"But I'm not fickle! From the first moment I saw you, I never cared for any one but you!"
"You have strange ways of showing your devotion. Well, say you are not fickle. Say, that I'm fickle. I am. I have changed my mind. I see that it would never do. I leave you free to follow all the turning and twisting of your fancy." She spoke rapidly, almost breathlessly, and she gave him no chance to get out the words that seemed to choke him. She began to run, but at the door of the hotel she stopped and waited till he came stupidly up. "I have a favor to ask, Mr. Burnamy. I beg you will not see me again, if you can help it before we go to-morrow. My father and I are indebted to you for too many kindnesses, and you mustn't take any more trouble on our account. August can see us off in the morning."
She nodded quickly, and was gone in-doors while he was yet struggling with his doubt of the reality of what had all so swiftly happened.
General Triscoe was still ignorant of any change in the status to which he had reconciled himself with so much difficulty, when he came down to get into the omnibus for the train. Till then he had been too proud to ask what had become of Burnamy, though he had wondered, but now he looked about and said impatiently, "I hope that young man isn't going to keep us waiting."

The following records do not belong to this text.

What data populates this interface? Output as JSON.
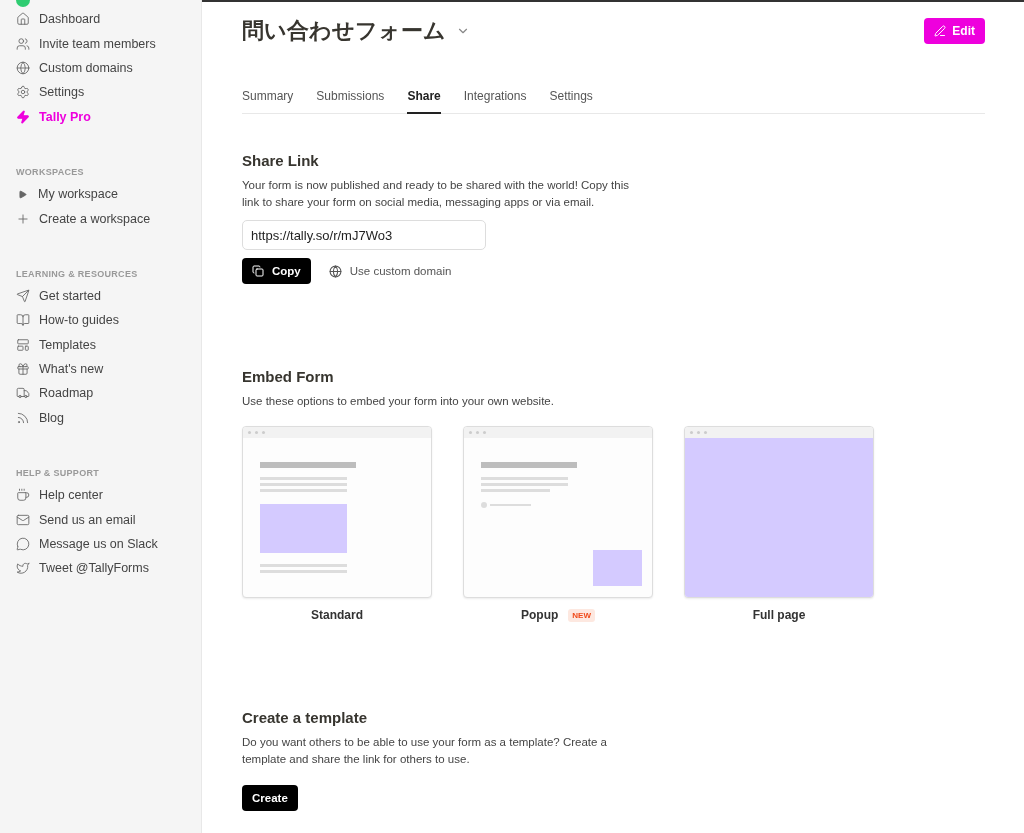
{
  "sidebar": {
    "nav": [
      {
        "label": "Dashboard",
        "kind": "normal"
      },
      {
        "label": "Invite team members",
        "kind": "normal"
      },
      {
        "label": "Custom domains",
        "kind": "normal"
      },
      {
        "label": "Settings",
        "kind": "normal"
      },
      {
        "label": "Tally Pro",
        "kind": "pro"
      }
    ],
    "sections": [
      {
        "title": "WORKSPACES",
        "items": [
          {
            "label": "My workspace",
            "kind": "tree",
            "expanded": false
          },
          {
            "label": "Create a workspace",
            "kind": "add"
          }
        ]
      },
      {
        "title": "LEARNING & RESOURCES",
        "items": [
          {
            "label": "Get started",
            "kind": "link"
          },
          {
            "label": "How-to guides",
            "kind": "link"
          },
          {
            "label": "Templates",
            "kind": "link"
          },
          {
            "label": "What's new",
            "kind": "link"
          },
          {
            "label": "Roadmap",
            "kind": "link"
          },
          {
            "label": "Blog",
            "kind": "link"
          }
        ]
      },
      {
        "title": "HELP & SUPPORT",
        "items": [
          {
            "label": "Help center",
            "kind": "link"
          },
          {
            "label": "Send us an email",
            "kind": "link"
          },
          {
            "label": "Message us on Slack",
            "kind": "link"
          },
          {
            "label": "Tweet @TallyForms",
            "kind": "link"
          }
        ]
      }
    ]
  },
  "header": {
    "title": "問い合わせフォーム",
    "edit_button": "Edit"
  },
  "tabs": [
    {
      "label": "Summary",
      "selected": false
    },
    {
      "label": "Submissions",
      "selected": false
    },
    {
      "label": "Share",
      "selected": true
    },
    {
      "label": "Integrations",
      "selected": false
    },
    {
      "label": "Settings",
      "selected": false
    }
  ],
  "share_link": {
    "heading": "Share Link",
    "description": "Your form is now published and ready to be shared with the world! Copy this link to share your form on social media, messaging apps or via email.",
    "url": "https://tally.so/r/mJ7Wo3",
    "copy_button": "Copy",
    "custom_domain_link": "Use custom domain"
  },
  "embed": {
    "heading": "Embed Form",
    "description": "Use these options to embed your form into your own website.",
    "options": [
      {
        "kind": "standard",
        "label": "Standard"
      },
      {
        "kind": "popup",
        "label": "Popup",
        "badge": "NEW"
      },
      {
        "kind": "fullpage",
        "label": "Full page"
      }
    ]
  },
  "template": {
    "heading": "Create a template",
    "description": "Do you want others to be able to use your form as a template? Create a template and share the link for others to use.",
    "button": "Create"
  }
}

Agatha was pale and worn with sleeplessness, but she said firmly, "He isn't going, papa. I will tell you in the train. August will see to the tickets and the baggage."
August conspired with the traeger to get them a first-class compartment to themselves. But even with the advantages of this seclusion Agatha's confidences to her father were not full. She told her father that her engagement was broken for reasons that did not mean anything very wrong in Mr. Burnamy but that convinced her they could never be happy together. As she did not give the reasons, he found a natural difficulty in accepting them, and there was something in the situation which appealed strongly to his contrary-mindedness. Partly from this, partly from his sense of injury in being obliged so soon to adjust himself to new conditions, and partly from his comfortable feeling of security from an engagement to which his assent had been forced, he said, "I hope you're not making a mistake."
"Oh, no," she answered, and she attested her conviction by a burst of sobbing that lasted well on the way to the first stop of the train.
LXIX.
It would have been always twice as easy to go direct from Berlin to the Hague through Hanover; but the Marches decided to go by Frankfort and the Rhine, because they wished to revisit the famous river, which they remembered from their youth, and because they wished to stop at Dusseldorf, where Heinrich Heine was born. Without this Mrs. March, who kept her husband up to his early passion for the poet with a feeling that she was defending him from age in it, said that their silver wedding journey would not be complete; and he began himself to think that it would be interesting.
They took a sleeping-car for Frankfort and they woke early as people do in sleeping-cars everywhere. March dressed and went out for a cup of the same coffee of which sleeping-car buffets have the awful secret in Europe as well as America, and for a glimpse of the twilight landscape. One gray little town, towered and steepled and red-roofed within its mediaeval walls, looked as if it would have been warmer in something more. There was a heavy dew, if not a light frost, over all, and in places a pale fog began to lift from the low hills. Then the sun rose without dispersing the cold, which was afterwards so severe in their room at the Russischer Hof in Frankfort that in spite of the steam-radiators they sat shivering in all their wraps till breakfast-time.